Como disse o poeta Paulo Leminski,  Nunca houve uma igreja de S. Francisco naquele lugar. Nossas são as ruínas que já nasceram ruínas”. E complementa: “no Alto de S. Francisco as ruínas da igreja que poderia ter sido, mas não foi, monumento sobranceiro a todas as nossas frustrações, nossos fracassos, nossas pequenas derrotas, obelisco gritando a falência de todos os nossos grandes sonhos”.
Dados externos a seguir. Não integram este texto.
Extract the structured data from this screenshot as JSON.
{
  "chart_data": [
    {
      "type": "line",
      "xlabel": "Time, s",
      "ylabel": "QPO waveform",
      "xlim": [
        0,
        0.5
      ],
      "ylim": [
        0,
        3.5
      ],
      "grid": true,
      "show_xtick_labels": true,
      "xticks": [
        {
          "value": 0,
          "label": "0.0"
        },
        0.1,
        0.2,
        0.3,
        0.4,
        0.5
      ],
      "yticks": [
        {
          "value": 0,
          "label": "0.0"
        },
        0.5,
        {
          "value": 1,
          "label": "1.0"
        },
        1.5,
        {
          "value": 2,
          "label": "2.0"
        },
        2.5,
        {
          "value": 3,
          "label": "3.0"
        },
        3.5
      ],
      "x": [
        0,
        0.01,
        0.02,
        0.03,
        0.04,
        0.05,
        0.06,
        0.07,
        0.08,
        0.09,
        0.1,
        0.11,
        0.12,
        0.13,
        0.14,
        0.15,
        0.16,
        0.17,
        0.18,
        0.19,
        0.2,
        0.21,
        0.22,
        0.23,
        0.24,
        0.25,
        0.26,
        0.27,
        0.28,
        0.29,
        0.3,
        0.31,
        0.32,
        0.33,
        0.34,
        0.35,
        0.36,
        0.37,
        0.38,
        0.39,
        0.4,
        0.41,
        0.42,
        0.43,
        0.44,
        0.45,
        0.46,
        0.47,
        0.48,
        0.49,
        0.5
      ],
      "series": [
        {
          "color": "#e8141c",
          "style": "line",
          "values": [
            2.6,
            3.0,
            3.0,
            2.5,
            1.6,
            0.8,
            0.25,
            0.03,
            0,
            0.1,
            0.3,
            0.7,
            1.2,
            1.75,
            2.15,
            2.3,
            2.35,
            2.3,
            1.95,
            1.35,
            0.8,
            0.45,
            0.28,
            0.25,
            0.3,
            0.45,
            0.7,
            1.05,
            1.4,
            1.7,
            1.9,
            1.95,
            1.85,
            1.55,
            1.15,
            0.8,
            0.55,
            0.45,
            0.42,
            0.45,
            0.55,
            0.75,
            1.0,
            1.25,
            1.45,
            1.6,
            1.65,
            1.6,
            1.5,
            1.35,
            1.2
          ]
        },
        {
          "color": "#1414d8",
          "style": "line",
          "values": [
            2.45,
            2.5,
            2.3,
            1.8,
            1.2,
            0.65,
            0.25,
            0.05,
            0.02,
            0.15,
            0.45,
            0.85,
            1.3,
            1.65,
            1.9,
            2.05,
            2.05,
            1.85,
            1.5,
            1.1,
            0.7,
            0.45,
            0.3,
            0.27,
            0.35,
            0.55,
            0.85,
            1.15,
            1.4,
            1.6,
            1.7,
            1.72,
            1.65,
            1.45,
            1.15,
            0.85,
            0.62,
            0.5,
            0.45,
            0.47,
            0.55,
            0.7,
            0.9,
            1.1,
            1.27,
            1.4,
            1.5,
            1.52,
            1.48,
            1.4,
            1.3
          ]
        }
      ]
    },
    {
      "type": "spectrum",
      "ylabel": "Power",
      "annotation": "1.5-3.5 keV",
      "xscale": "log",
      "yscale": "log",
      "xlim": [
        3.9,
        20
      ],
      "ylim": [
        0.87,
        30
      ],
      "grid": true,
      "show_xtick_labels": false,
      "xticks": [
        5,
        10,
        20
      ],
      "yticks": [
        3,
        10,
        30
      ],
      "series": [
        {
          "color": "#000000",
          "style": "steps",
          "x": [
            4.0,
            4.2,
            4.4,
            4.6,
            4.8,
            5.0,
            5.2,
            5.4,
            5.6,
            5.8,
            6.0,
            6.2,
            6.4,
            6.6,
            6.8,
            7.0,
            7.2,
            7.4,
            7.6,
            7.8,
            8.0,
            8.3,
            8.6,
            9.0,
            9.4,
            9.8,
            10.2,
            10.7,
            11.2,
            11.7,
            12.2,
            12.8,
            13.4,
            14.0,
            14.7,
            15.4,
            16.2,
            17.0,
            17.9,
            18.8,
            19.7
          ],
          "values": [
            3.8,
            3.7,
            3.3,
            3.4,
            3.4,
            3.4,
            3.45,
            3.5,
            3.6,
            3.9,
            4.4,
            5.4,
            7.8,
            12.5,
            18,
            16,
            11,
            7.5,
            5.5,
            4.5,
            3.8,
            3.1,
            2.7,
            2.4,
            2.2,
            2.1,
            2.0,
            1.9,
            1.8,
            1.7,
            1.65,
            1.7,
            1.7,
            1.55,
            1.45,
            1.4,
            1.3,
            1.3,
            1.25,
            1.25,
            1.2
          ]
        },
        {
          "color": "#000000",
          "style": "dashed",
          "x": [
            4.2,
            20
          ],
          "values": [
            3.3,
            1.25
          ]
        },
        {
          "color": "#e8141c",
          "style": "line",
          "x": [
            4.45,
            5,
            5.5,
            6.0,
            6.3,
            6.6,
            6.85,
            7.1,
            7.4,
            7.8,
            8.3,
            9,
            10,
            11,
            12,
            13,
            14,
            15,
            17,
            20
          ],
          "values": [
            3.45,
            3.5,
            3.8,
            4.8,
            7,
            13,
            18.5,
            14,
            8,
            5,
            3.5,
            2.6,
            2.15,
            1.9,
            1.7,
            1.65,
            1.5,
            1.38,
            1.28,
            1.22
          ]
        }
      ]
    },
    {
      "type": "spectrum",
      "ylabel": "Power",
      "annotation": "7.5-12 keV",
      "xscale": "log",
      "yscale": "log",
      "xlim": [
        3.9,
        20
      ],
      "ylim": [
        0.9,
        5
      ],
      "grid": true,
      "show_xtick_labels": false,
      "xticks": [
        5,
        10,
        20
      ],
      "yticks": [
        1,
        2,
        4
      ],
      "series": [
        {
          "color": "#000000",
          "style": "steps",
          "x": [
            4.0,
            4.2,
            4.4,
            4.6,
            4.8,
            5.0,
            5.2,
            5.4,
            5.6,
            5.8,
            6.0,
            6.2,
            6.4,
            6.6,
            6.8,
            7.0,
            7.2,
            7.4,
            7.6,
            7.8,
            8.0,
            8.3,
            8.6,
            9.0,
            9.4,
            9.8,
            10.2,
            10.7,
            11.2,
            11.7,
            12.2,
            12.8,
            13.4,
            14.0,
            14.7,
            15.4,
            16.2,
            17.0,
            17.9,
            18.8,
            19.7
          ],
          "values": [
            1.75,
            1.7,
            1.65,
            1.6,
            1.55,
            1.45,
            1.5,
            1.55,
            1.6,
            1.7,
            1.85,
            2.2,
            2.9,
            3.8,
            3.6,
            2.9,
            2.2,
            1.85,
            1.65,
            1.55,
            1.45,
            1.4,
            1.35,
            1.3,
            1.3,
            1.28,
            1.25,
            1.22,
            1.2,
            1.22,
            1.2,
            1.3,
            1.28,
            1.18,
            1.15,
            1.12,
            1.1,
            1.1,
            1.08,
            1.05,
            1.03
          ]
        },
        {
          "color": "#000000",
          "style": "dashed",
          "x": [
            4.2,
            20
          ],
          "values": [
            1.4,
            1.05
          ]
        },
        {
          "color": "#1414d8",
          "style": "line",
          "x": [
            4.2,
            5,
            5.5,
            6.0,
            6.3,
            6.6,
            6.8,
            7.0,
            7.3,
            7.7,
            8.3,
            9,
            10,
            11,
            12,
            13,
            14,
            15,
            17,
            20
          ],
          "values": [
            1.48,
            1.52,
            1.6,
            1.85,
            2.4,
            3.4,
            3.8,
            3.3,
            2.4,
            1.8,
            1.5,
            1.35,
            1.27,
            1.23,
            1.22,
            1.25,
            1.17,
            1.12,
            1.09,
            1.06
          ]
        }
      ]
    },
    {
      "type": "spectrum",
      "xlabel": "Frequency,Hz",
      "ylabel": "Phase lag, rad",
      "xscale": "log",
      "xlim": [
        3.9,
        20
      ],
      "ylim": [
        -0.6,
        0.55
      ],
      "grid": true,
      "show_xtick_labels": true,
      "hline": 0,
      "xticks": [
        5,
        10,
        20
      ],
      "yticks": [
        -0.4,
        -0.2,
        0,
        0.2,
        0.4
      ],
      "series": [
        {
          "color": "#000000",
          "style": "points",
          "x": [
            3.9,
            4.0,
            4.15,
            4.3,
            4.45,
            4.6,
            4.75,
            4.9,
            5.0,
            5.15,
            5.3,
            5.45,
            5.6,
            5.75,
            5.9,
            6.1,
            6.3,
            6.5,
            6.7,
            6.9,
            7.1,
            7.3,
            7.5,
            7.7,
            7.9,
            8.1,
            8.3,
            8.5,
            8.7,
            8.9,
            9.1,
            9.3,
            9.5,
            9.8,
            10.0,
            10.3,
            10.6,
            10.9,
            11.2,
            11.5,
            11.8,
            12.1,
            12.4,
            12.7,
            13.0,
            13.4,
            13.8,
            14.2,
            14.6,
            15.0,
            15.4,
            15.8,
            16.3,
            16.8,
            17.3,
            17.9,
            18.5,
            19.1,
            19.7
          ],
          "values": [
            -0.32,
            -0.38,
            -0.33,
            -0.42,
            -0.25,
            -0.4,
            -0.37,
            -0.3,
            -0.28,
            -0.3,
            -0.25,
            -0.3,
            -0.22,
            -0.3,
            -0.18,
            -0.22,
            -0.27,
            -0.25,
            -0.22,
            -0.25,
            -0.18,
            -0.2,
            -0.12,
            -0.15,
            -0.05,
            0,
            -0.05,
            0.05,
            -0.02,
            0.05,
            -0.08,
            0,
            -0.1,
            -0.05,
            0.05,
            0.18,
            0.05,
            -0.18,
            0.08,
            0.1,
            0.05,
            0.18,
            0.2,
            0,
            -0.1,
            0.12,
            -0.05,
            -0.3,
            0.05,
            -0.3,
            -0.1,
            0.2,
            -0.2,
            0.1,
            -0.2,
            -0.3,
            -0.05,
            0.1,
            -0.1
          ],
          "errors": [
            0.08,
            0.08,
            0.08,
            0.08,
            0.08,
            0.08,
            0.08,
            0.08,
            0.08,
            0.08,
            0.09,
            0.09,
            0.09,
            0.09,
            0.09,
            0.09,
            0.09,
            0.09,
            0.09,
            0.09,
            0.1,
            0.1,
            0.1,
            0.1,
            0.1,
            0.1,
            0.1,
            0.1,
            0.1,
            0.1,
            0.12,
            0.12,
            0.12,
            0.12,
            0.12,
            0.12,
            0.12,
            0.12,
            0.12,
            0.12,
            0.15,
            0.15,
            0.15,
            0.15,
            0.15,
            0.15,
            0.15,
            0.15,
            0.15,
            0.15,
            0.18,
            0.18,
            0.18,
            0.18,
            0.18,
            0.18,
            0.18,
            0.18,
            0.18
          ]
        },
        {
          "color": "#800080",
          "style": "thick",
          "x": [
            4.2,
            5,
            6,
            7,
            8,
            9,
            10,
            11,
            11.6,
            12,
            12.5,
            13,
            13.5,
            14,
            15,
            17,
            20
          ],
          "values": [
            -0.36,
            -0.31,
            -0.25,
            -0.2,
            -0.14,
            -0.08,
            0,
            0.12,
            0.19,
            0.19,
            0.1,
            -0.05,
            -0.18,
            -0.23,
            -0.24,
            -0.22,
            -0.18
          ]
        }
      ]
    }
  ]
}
Diante disso, você pode se perguntar: ‘Por que as Ruínas do São Francisco já nasceram ruínas?’

 

Eis a explicação:

 

Na década de 1790, Curitiba era uma pequena e campeira vila com um pouco mais de 3.000 moradores — distribuídos em cerca de 200 casas, quase todas localizadas no perímetro entre a Igreja da Matriz, a Igreja da Ordem e a Igreja do Rosário. A pequena vila já mantinha, portanto, uma igreja católica para cada 1.000 habitantes.

 

No ano de 1798, o bispo Mateus de Abreu Pereira, de São Paulo — província da qual Curitiba fazia parte, passou por Curitiba e ficou insatisfeito com o estado de conservação de todas as igrejas da vila. Em vez de ser proposta a reforma de alguma delas, um rico proprietário local, chamado Manoel Gonçalves Guimarães, que hospedou o bispo em sua fazenda, pediu sua autorização para a construção de uma nova igreja na vila de Curitiba, sob seus auspícios. 

 

Manoel Gonçalves Guimarães era um imigrante português que criava gado nos Campo Gerais — era um dos mais ricos da região, pois dispunha de milhares de cabeças de gado e utilizava mão-de-obra escravizada. Era também devoto de São Francisco de Paula, santo cultuado na Igreja da Ordem pelos frades franciscanos, que lá estavam desde 1746. Como São Francisco de Paula não tinha igreja própria, Manoel solicitou à câmara de vereadores um terreno para a construção de uma dedicada ao santo. 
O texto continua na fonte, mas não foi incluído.